Alice lebt in Hintereck, im Allgäu.
Vor vier Jahren hat sie ihre Mutter verloren und glaubt, dass sie von jemanden ermordet wurde.
Als sie zusammen mit ihrem Freund Tom im Wald eine Mädchenleiche findet, die aufrecht dort steht, fangen die beiden an auf eigene Faust zu ermitteln. Von der Leiche wollen sie zunächst keinem etwas verraten.
Bei ihren Ermittlungen bekommt Alice Hilfe von Ludwig Wittgenstein.
Plötzlich taucht die erfrorene Leiche des Mädchens in ihrem Dorf auf.
Alice glaubt an einen Serienmörder, der schon seit Jahren mordet.
Ein Journalist hatte einen Artikel über die „Eistoten“ in Hintereck und Umgebung geschrieben. Tote, die schon seit zehn Jahren immer am 23. Dezember erfroren, mit verschränkten Armen und weit geöffneten Augen aufgefunden wurden.
Zusammen mit Tom und der Hilfe von Wittgenstein macht sich Alice auf die Suche nach dem Mörder.

„Die Eistoten“ ist Christian Buders erster Roman.
Der Thriller beginnt ziemlich spannend.
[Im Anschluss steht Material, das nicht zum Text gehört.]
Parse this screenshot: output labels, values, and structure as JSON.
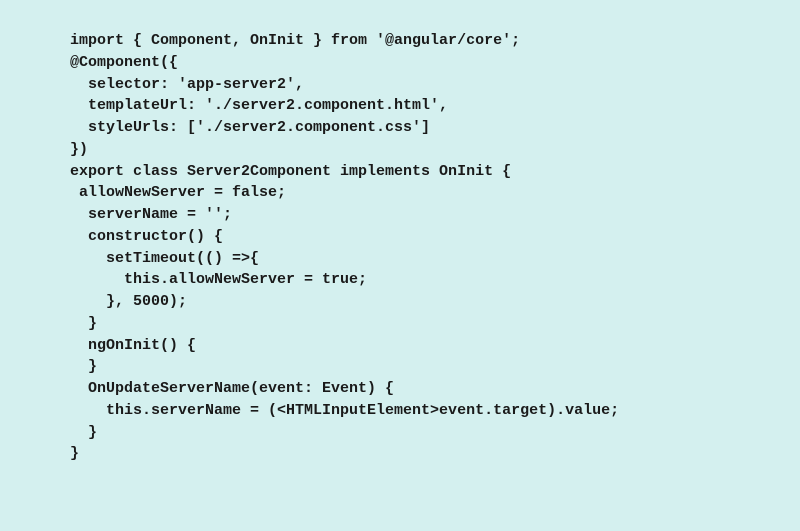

Ein Mädchen läuft durch den Wald und wird von jemanden verfolgt. Da wurde eine unheimlich spannende Atmosphäre erzeugt.
Alice und ihr Freund Tom sind auf der Suche nach einem Serienmörder.
Sie glaubt auch, dass der Mörder ihre Mutter umgebracht hat, weil sie etwas herausgefunden hatte.
Der Philosoph Ludwig Wittgenstein hilft Alice bei ihren Ermittlungen.
Der Schreibstil des Autors ist flüssig und sehr gut zu lesen.